Des mesures nécessaires mais insuffisantes

Si ces mesures étaient nécessaires, elles n'en restent pas moins loin d'être suffisantes, selon les organisations syndicales. "On part de tellement loin, la justice est tellement abandonnée depuis longtemps que les magistrats qui arrivent bouchent à peine les trous", regrette ainsi Ludovic Friat. De même, du côté des greffiers, certains syndicats dénoncent l'emploi de contractuels, plutôt que de véritables titularisations, et le manque de rémunérations et de primes satisfaisantes, notamment par rapport aux autres fonctionnaires. 

Le mouvement de mobilisation a également été relancé par le récent décès d'une magistrate, Marie Truchet, à l'âge de 44 ans, alors qu'elle présidait une audience de comparution immédiate à Nanterre. La magistrate Mariannig Imbert, qui a côtoyé la défunte, avait alors dénoncé les conditions de travail qui "ne cessent de se dégrader" dans cette juridiction. 

Depuis, ce tribunal a reçu la visite, rare, et le soutien des deux plus hauts magistrats français, le premier président de la Cour de Cassation Christophe Soulard et le procureur général près la Cour de Cassation François Molins. "Le constat de la souffrance du monde judiciaire n’est plus tabou", a assuré à l'AFP le procureur. "On en parle à tous les échelons judiciaires. Mais au-delà de ce constat, est-ce qu’il y a des choses qui avancent ?"

Dans son rapport 2022, la Commission européenne pour l'efficacité de la justice notait que si le budget du système judiciaire français était stable, "la médiane européenne est en constante augmentation". En 2020, la France a consacré 4,9 milliards d'euros à son système judiciaire, soit 0,21% de son PIB, proportion qui la place à égalité avec la Turquie, en dessous de la médiane européenne (0,30% du PIB). 
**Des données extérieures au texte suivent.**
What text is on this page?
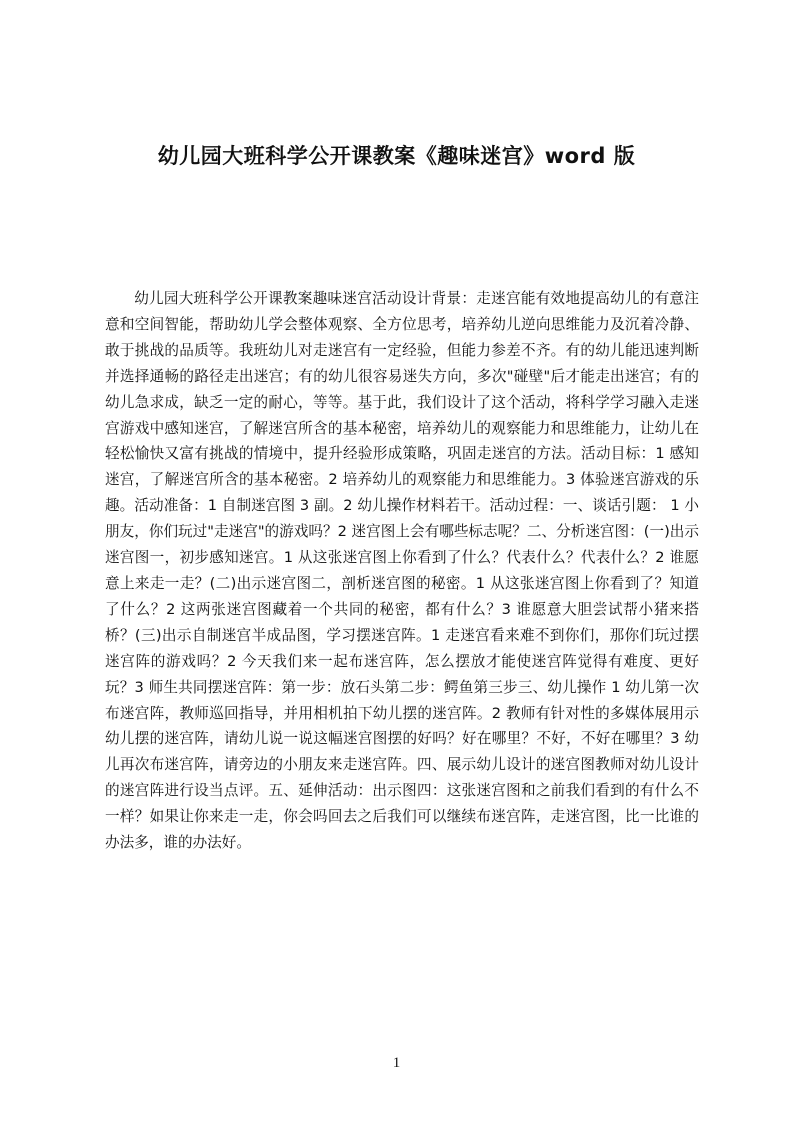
幼儿园大班科学公开课教案《趣味迷宫》word 版

幼儿园大班科学公开课教案趣味迷宫活动设计背景：走迷宫能有效地提高幼儿的有意注意和空间智能，帮助幼儿学会整体观察、全方位思考，培养幼儿逆向思维能力及沉着冷静、敢于挑战的品质等。我班幼儿对走迷宫有一定经验，但能力参差不齐。有的幼儿能迅速判断并选择通畅的路径走出迷宫；有的幼儿很容易迷失方向，多次"碰壁"后才能走出迷宫；有的幼儿急求成，缺乏一定的耐心，等等。基于此，我们设计了这个活动，将科学学习融入走迷宫游戏中感知迷宫，了解迷宫所含的基本秘密，培养幼儿的观察能力和思维能力，让幼儿在轻松愉快又富有挑战的情境中，提升经验形成策略，巩固走迷宫的方法。活动目标：1 感知迷宫，了解迷宫所含的基本秘密。2 培养幼儿的观察能力和思维能力。3 体验迷宫游戏的乐趣。活动准备：1 自制迷宫图 3 副。2 幼儿操作材料若干。活动过程：一、谈话引题： 1 小朋友，你们玩过"走迷宫"的游戏吗？2 迷宫图上会有哪些标志呢？二、分析迷宫图：(一)出示迷宫图一，初步感知迷宫。1 从这张迷宫图上你看到了什么？代表什么？代表什么？2 谁愿意上来走一走？(二)出示迷宫图二，剖析迷宫图的秘密。1 从这张迷宫图上你看到了？知道了什么？2 这两张迷宫图藏着一个共同的秘密，都有什么？3 谁愿意大胆尝试帮小猪来搭桥？(三)出示自制迷宫半成品图，学习摆迷宫阵。1 走迷宫看来难不到你们，那你们玩过摆迷宫阵的游戏吗？2 今天我们来一起布迷宫阵，怎么摆放才能使迷宫阵觉得有难度、更好玩？3 师生共同摆迷宫阵：第一步：放石头第二步：鳄鱼第三步三、幼儿操作 1 幼儿第一次布迷宫阵，教师巡回指导，并用相机拍下幼儿摆的迷宫阵。2 教师有针对性的多媒体展用示幼儿摆的迷宫阵，请幼儿说一说这幅迷宫图摆的好吗？好在哪里？不好，不好在哪里？3 幼儿再次布迷宫阵，请旁边的小朋友来走迷宫阵。四、展示幼儿设计的迷宫图教师对幼儿设计的迷宫阵进行设当点评。五、延伸活动：出示图四：这张迷宫图和之前我们看到的有什么不一样？如果让你来走一走，你会吗回去之后我们可以继续布迷宫阵，走迷宫图，比一比谁的办法多，谁的办法好。

1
Parmi les 44 pays analysés, la France se distingue par ailleurs par le plus faible nombre de procureurs (magistrats du parquet) rapporté à la population, soit 3,19 pour 100.000 habitants, en-deçà de la médiane (11,10) et loin de la Norvège (16,1), de la Pologne (15,3) ou de l'Allemagne (7,45). Idem pour les nombres de tribunaux, de juges, ou de personnels les assistant, rapportés à la population, eux aussi systématiquement inférieurs aux médianes européennes.